After 65,000 professional performances seen by 130 million people in 30 countries and 152 cities, you would think one would be hard-pressed to find a person who has not seen “The Phantom of the Opera,” or at least has an appreciation for what some call a great love story.
Not so. I am that person.
At first I was concerned that my shallow knowledge of the heralded musical by Andrew Lloyd Webber, which made its debut in London in 1986, would be a hindrance to my ability to comment on this new and updated North American touring production. The show had its local opening night last week at the opulently restored Boston Opera House near Downtown Crossing.
The play, based on the classic novel “Le Fantome de L ‘Opera” by Gaston Leroux, is about a masked figure who lives beneath the Paris Opera House and devotes himself to nurturing the talent of a beautiful, young soprano named Christine Daae. We are, I guess, supposed to have some sympathy for him and for Christine’s misguided attraction to him.
As this “reinvented” production by Cameron Mackintosh crept along, however, I became more comfortable with the fact that perhaps it was best I had not seen one of the previous 65,000 performances.
I do not know how it was updated or refreshed.

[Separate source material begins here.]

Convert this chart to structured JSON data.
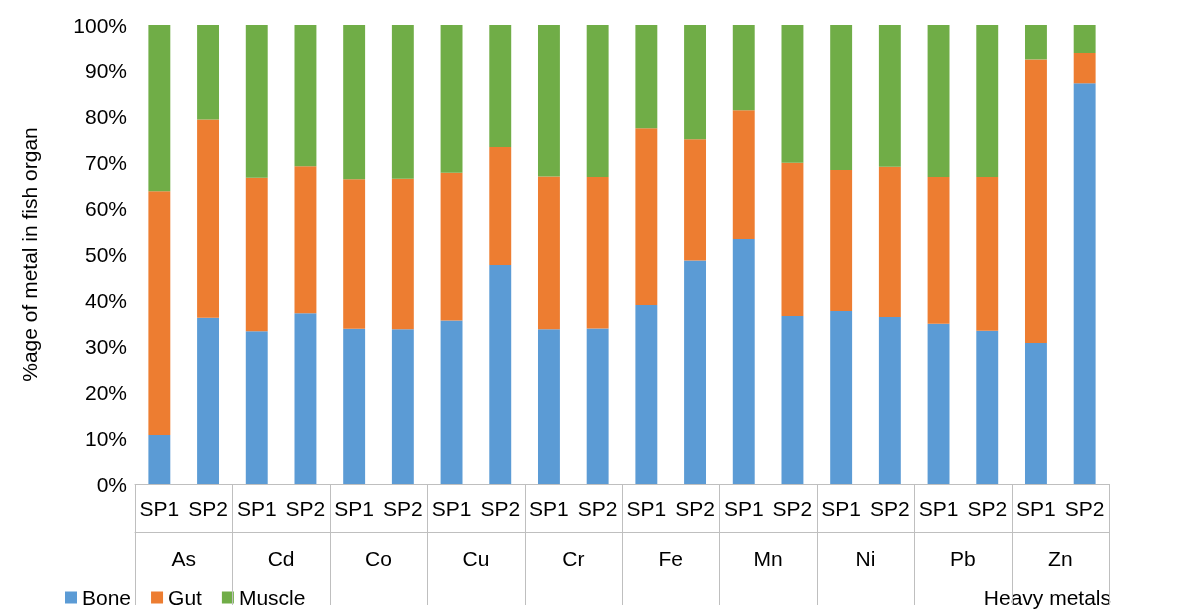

I did, however, overhear one patron who said he had seen it eight times tell his companion that the lyrics to “Wishing You Were Somehow Here Again” in Act 2, Scene 5, had been changed.
I would never have known about the alleged lyrics alterations, but I can tell you I never heard a word of them because I was mesmerized by the scenery of the graveyard where Christine (played by Julia Udine) was singing at her father’s towering Celtic cross of a grave marker. Daae’s voice and performance was upstaged by the slowly rising sun bringing dawn to the village behind her.